#Comunicati giovedì 5 dicembre 2013
Tim Tebow in Italia, la FIDAF ci prova: Orlando scrive all'agente del giocatore
Tim
Tebow in Italia. La FIDAF ci prova seriamente e da tempo ha iniziato
a rincorrere un sogno: quello di portare a giocare in Italia uno dei
personaggi più interessanti degli ultimi anni nella NFL. Dopo essere
stato uno dei più grandi quarterback a livello universitario, è
stato scelto al draft 2010 dai Denver Broncos, per esplodere l'anno
successivo conquistando il posto da titolare e guidando la squadra a
una serie di vittorie con entusiasmanti rimonte. Ai playoff, contro i
Pittsburgh Steelers, disputò la sua migliore partita di sempre
lanciando per 316 yard, completando 10 passaggi su 21 e stabilendo il
record NFL di yard medie per passaggio completato (31,6) in una gara
di playoff. La perla fu un passaggio da 80 yard per un touchdown nel
supplementare.
Nato
nel 1987 nelle Filippine grazie al coraggio della madre, che decise
di portare avanti una gravidanza a rischio, Tebow è famoso anche per
la sua fede religiosa, che esprime con preghiere in campo a fine
partita, radunando anche altri giocatori attorno a sé. Dopo
un anno ai New York Jets e il taglio la scorsa estate dai New England
Patriots, attualmente è free agent. Allora, sfruttando le relazioni
costruite in questi anni negli Stati Uniti, la FIDAF ha contattato
l'agente del giocatore, prospettandogli la possibilità di giocare in
Italia. Le prospettive sono state illustrate da una lettera che il
presidente federale Leoluca Orlando ha inviato all'agente di Tebow.

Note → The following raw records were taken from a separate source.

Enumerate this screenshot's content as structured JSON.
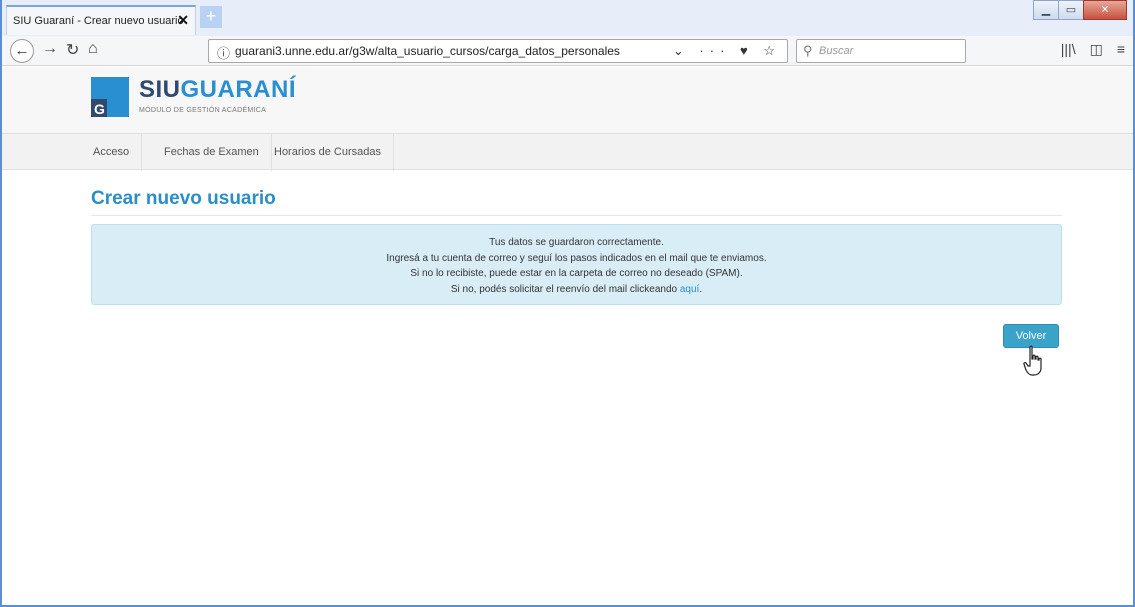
{
  "browser": {
    "tab_title": "SIU Guaraní - Crear nuevo usuario",
    "tab_close": "✕",
    "new_tab": "+",
    "url": "guarani3.unne.edu.ar/g3w/alta_usuario_cursos/carga_datos_personales",
    "search_placeholder": "Buscar",
    "url_actions": "⌄ ··· ♥ ☆",
    "right_tools": [
      "library-icon",
      "sidebar-icon",
      "menu-icon"
    ],
    "window_controls": [
      "minimize",
      "maximize",
      "close"
    ]
  },
  "site": {
    "logo_siu": "SIU",
    "logo_guarani": "GUARANÍ",
    "logo_subtitle": "MÓDULO DE GESTIÓN ACADÉMICA"
  },
  "menu": {
    "items": [
      {
        "label": "Acceso"
      },
      {
        "label": "Fechas de Examen"
      },
      {
        "label": "Horarios de Cursadas"
      }
    ]
  },
  "main": {
    "title": "Crear nuevo usuario",
    "alert_lines": [
      "Tus datos se guardaron correctamente.",
      "Ingresá a tu cuenta de correo y seguí los pasos indicados en el mail que te enviamos.",
      "Si no lo recibiste, puede estar en la carpeta de correo no deseado (SPAM).",
      "Si no, podés solicitar el reenvío del mail clickeando"
    ],
    "alert_link": "aquí",
    "alert_link_suffix": ".",
    "volver_label": "Volver"
  },
  "colors": {
    "accent": "#2a8fc4",
    "alert_bg": "#d9edf7",
    "button_bg": "#3aa3c9",
    "logo_dark": "#2f4a6d"
  }
}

L'ingaggio del giocatore verrebbe pagato da uno sponsor FIDAF che ha
interessi negli Stati Uniti e da una società di Prima Divisione di
cui Tebow sarebbe naturalmente il quarterback. Tebow diventerebbe una
sorta di ambasciatore del football in Italia e avrebbe un ruolo
promozionale per l'Italia anche negli Stati Uniti. «Tebow
– si legge nella lettera inviata da Orlando – crede in valori che
sono alla base dello sport e della vita. Dedizione, impegno,
disciplina, leadership, lavoro di squadra. Sono parole chiave per una
società di successo e sono quelle che usiamo per promuovere il
football in Italia.
I nostri
giovani hanno bisogno di aprirsi all'esperienza del football. Questa
è la ragione per la quale mi è venuta l'idea di raggiungere lei e
il suo cliente, una persona che ritengo un esempio perfetto e, vista
la sua età, una persona in cui i giovani possono facilmente
identificarsi».
Dopo aver spiegato il funzionamento del football in Italia, il
presidente Orlando conclude sottolineando che «ogni persona
coinvolta nel football è animato da una fortissima passione. Per
questo Tim Tebow troverà molte cose in comune con noi, quando
inizierà a conoscerci. Potrà fare una nuova esperienza di vita e
utilizzare il suo tempo libero per aiutarci a promuovere il football
in ogni modo possibile. L'esempio
del suo cliente può essere di grande valore per aiutarci nel
reclutamento di nuovi atleti. Abbiamo messo a punto un programma,
chiamato “Usa Experience”, il cui scopo è quello di selezionare
i candidati che possono essere adatti per eventuali borse di studio
negli Stati Uniti. Tim
Tebow può essere il faro per dare al nostro progetto la visibilità
necessaria per attirare persone interessate al nostro sport. In
Italia abbiamo praticamente inventato il termine “famiglia” e il
mondo del football è una famiglia, tanto più nel nostro paese,
pronta ad accogliere Tim Tebow».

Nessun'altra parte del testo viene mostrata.